Menche v Meltzer, Lippe, Goldstein & Breitstone, LLP,
___ AD3d ___, 2015 NY Slip Op 04617 [2d Dept., 2015]
In this legal malpractice case, the letter of engagement contained a broad arbitration clause, broad enough to cover the legal malpractice claim itself, as well as a claim for breach of fiduciary duty. The letter of engagement being indisputably a document within the meaning of CPLR 3211 (a)(1), and the arbitration provision clear, Supreme Court granted the motion to dismiss and the Appellate Division affirmed.
All of which sounds reasonable and plausible, until we ask why dismissal was the appropriate remedy.

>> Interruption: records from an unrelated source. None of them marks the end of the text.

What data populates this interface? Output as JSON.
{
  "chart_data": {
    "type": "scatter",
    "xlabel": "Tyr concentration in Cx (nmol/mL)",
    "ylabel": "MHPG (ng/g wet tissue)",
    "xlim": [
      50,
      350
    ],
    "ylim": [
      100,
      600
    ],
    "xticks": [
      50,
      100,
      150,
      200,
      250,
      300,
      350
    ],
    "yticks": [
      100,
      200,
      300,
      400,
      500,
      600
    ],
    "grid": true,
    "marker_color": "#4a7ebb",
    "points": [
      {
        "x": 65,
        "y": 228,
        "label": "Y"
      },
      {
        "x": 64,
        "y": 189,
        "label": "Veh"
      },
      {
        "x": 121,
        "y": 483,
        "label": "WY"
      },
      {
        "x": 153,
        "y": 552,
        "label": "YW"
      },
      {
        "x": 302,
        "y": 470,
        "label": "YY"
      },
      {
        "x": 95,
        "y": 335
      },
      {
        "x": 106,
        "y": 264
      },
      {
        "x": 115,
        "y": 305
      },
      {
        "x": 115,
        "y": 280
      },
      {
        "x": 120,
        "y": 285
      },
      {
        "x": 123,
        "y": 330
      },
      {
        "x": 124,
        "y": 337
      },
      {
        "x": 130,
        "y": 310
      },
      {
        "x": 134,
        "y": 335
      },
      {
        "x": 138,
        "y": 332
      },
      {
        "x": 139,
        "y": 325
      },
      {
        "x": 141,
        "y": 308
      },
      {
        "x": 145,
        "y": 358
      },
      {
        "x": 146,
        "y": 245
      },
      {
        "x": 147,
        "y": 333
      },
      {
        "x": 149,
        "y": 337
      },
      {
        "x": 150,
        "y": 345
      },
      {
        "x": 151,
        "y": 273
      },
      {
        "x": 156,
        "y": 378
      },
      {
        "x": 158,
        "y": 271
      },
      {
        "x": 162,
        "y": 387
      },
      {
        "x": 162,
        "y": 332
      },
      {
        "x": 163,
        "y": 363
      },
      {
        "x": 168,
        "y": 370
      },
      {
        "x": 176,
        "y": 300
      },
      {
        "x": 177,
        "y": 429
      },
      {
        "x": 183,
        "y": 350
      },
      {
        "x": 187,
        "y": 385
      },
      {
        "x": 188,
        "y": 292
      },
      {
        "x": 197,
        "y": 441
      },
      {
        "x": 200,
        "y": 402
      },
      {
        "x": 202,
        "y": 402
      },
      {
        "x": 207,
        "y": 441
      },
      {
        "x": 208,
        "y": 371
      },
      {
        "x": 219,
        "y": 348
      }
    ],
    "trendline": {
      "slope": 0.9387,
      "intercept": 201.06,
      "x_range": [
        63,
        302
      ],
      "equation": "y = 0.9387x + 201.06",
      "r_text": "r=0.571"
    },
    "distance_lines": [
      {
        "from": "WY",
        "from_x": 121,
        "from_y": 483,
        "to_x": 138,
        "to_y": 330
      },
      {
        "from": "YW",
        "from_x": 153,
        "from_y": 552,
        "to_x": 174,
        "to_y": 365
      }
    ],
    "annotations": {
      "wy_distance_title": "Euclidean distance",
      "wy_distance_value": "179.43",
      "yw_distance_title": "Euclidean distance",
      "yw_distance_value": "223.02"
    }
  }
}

Arbitration and its relationship to actions in court are the subject of CPLR Article 75. CPLR 7503 deals, in part, with the situation presented here: A party to an arbitration agreement has attempted to bypass the agreement by commencing an action in court.
CPLR 7503 (a) provides in relevant part:
“A party aggrieved by the failure of another to arbitrate may apply for an order compelling arbitration. Where there is no substantial question whether a valid agreement was made or complied with . . . the court shall direct the parties to arbitrate. . . . If an issue claimed to be arbitrable is involved in an action pending in a court having jurisdiction to hear a motion to compel arbitration, the application shall be made by motion in that action. If the application is granted, the order shall operate to stay a pending or subsequent action, or so much of it as is referable to arbitration.”
Note that there is nothing here providing for dismissal of the action. It is to be stayed, in favor of the arbitration.
CPLR 3211 (a)(1), the provision relied on by the court to justify the dismissal, actually provides no support. It allows dismissal where a defense is founded upon documentary evidence. The arbitration clause in the engagement letter does not establish a defense to the plaintiff’s claim, but only provides for a different forum. The Appellate Division cites to two of its prior cases as precedent, but neither of them resulted in a dismissal. In Nasso v Loeb & Loeb, LLP, there was a retainer agreement providing for arbitration, just as here. The client’s claims fell within the scope of the agreement, and the remedy was a stay of the action pending arbitration. A stay, not a dismissal. The other case cited, Stoll Am. Knitting Mach. v Creative Knitwear Corp., was a commercial action for replevin, but the parties’ arbitration agreement relegated the claims to arbitration. Again, the remedy was a stay, not a dismissal.
That an arbitration agreement provides no defense to an action on the arbitrable claim is not a new idea. It was established by the Court of Appeals in Allied Building Inspectors v Office of Labor Relations, 45 N.Y.2d 735 [1978]. In C & M 345 N. Main St., LLC v Nikko Constr. Corp., the Second Department specifically rejected the notion that the arbitration agreement could be raised as a documentary defense. In Matter of Princeton Info. v Marcus, 235 A.D.2d 234 [1st Dept., 1997] the court explained that the rationale for a stay rather than dismissal is that the parties may need to return to the court for further proceedings. (see also, Birchwood Vill. LP v. Assessor of City of Kingston).
Unless there are facts not stated in the Second Department’s opinion here, it would seem that the dismissal is an anomaly, in line with neither the Court of Appeals nor the Second Department’s own precedents.